Device-callable FFT?

I am running a sequence of convolutions to simulate wave propagation in a medium. Running the profiler, I find cputime is more than twice gputime for one convolution (201us vs. 408us).

Assuming the difference is due to overhead, is there a device-callable FFT in CUFFT I could use to create a single kernel? Or is there a way to use the kernels inside CUFFT to reduce the cputime?

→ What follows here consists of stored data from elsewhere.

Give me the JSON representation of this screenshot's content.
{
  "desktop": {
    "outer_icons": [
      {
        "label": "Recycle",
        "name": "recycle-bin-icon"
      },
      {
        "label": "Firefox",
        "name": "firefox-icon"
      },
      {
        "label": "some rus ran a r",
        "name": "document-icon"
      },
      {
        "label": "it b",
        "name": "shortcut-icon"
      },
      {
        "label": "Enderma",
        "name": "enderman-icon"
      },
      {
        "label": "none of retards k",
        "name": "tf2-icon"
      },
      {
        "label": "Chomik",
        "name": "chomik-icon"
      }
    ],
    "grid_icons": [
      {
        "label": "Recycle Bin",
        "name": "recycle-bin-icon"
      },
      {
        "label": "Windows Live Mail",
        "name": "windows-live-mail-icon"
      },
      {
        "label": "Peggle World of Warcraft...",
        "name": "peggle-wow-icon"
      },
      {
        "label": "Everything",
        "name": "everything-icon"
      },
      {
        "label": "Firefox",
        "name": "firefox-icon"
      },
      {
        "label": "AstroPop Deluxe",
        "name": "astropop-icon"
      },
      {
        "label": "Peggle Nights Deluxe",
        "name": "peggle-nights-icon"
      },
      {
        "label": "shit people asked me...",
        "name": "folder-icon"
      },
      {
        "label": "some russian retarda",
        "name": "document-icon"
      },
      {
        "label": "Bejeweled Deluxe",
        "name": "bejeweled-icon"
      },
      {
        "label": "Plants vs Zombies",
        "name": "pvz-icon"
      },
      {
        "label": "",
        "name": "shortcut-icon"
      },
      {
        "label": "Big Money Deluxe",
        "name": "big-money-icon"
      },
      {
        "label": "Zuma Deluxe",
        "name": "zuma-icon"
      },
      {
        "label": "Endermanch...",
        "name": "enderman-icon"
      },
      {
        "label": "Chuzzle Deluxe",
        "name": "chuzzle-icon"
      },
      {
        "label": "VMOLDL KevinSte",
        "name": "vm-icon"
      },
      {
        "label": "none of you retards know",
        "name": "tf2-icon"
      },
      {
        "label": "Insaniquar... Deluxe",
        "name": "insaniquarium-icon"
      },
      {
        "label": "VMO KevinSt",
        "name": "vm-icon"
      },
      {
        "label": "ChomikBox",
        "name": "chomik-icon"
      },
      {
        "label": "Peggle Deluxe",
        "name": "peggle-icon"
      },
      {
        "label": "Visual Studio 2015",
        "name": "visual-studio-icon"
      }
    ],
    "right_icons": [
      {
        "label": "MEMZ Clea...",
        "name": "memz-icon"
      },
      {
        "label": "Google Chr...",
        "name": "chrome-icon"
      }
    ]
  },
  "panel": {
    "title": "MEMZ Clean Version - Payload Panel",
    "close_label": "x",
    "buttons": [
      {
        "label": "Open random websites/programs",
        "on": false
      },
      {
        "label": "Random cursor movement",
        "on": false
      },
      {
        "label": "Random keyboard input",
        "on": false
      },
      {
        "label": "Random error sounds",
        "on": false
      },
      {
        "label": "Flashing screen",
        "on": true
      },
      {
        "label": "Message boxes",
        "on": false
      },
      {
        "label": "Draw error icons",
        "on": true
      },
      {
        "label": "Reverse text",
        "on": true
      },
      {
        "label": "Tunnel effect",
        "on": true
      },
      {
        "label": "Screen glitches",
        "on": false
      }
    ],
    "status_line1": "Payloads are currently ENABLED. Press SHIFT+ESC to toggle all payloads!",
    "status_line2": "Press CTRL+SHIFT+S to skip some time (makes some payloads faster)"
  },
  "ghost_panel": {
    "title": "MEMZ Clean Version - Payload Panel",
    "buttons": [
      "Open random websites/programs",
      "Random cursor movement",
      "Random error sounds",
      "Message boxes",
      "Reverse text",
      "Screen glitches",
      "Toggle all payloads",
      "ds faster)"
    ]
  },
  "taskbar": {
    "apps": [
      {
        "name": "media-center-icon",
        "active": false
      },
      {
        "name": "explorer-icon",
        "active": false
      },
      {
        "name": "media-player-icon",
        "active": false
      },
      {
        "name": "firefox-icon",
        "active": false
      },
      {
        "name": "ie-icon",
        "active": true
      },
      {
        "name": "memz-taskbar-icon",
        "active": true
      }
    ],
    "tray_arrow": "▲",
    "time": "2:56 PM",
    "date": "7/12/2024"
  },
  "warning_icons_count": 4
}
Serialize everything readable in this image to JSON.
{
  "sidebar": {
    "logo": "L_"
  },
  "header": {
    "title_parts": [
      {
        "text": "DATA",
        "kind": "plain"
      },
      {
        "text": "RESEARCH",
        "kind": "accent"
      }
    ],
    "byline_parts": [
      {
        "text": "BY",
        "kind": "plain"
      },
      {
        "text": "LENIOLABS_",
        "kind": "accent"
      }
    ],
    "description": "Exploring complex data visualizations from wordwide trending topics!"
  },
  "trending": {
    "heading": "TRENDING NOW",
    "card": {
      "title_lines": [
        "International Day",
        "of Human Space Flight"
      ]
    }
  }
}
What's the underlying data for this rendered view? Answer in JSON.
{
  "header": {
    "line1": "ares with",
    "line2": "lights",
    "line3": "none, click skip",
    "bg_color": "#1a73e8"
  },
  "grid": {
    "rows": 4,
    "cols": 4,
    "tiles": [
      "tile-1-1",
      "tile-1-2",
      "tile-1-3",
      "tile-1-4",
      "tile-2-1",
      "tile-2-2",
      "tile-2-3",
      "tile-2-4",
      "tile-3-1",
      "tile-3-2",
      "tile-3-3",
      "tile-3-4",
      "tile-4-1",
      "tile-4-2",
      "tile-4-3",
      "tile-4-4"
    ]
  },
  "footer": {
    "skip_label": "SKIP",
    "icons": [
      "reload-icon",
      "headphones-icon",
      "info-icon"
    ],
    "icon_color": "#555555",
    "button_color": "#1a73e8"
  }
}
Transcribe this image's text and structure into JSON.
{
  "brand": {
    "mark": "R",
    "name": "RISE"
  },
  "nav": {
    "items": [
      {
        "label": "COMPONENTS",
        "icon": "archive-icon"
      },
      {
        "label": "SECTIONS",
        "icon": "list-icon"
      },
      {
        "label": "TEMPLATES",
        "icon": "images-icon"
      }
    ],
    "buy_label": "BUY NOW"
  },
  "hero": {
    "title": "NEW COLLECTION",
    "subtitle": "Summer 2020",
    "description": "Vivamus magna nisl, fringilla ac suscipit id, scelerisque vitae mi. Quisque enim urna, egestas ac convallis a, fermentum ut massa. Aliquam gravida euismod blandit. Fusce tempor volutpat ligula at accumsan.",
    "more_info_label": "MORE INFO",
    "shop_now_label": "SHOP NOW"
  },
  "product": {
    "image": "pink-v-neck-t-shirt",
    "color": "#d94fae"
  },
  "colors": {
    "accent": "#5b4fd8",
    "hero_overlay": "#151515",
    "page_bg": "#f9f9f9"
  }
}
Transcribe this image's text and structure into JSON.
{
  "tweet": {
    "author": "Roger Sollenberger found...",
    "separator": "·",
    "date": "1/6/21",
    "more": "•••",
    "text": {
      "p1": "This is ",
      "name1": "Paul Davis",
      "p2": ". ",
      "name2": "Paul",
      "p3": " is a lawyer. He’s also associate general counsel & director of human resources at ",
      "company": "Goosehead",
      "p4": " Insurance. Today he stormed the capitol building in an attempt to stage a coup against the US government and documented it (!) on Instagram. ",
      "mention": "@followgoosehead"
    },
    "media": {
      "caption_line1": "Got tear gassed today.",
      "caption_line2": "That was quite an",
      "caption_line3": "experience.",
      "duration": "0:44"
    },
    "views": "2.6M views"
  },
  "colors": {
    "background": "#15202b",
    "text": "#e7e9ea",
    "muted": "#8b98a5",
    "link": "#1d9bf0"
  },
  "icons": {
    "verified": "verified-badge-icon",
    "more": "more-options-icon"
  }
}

I run several thousand convolutions at a time and over 1.5 million during the entire run of my algorithm, so the performance boost would be significant. I’d hate to write my own 2D FFT from scratch.

Thanks in advance for any ideas.

If you are operating on device pointer, you should not see all this overhead.

This is a code that does 2D FFT, something on the data, 2D iFFT.

rhs_complex is a device pointer.

/* Compute FFT : from physical to Fourier space */

   cufftExecute(plan, rhs_complex_d,rhs_complex_d, CUFFT_FORWARD);

/* Solve the Poisson equation in Fourier space */

   solve_poisson<<<dimGrid,dimBlock>>>(rhs_complex_d,kx_d,ky_d,N);

/* Compute FFT : from Fourier to physical space */

   cufftExecute(plan, rhs_complex_d,rhs_complex_d, CUFFT_INVERSE);

/* Copy the solution back to a real array and apply scaling */

   complex2real_scaled<<<dimGrid,dimBlock>>>(rhs_complex_d,rhs_real_d,N,scale);

This is the output from the profiler:

As you can see, the cputime and gputime are very similar.

I am expecting that for a convolution, you should see something similar

Massimiliano

Thanks for the reply, mfatica. Here is my code:

// Transform field

	cufftExecute(plan, d_field, d_new_field, CUFFT_FORWARD);

	// Multiply

	ComplexPointwiseMul<<<num_blocks, THREADS_PER_BLOCK>>>(d_new_field, d_prop);

	// Transform field back

	cufftExecute(plan, d_new_field, d_new_field, CUFFT_INVERSE);

The pointers d_field, d_new_field, and d_prop are all on the device. I’ve pre-computed the FFT of d_prop to save some time.

And the profiler output:

method=[ c2c_radix4_sp ] gputime=[ 29.856 ] cputime=[ 46.000 ] occupancy=[ 0.208 ]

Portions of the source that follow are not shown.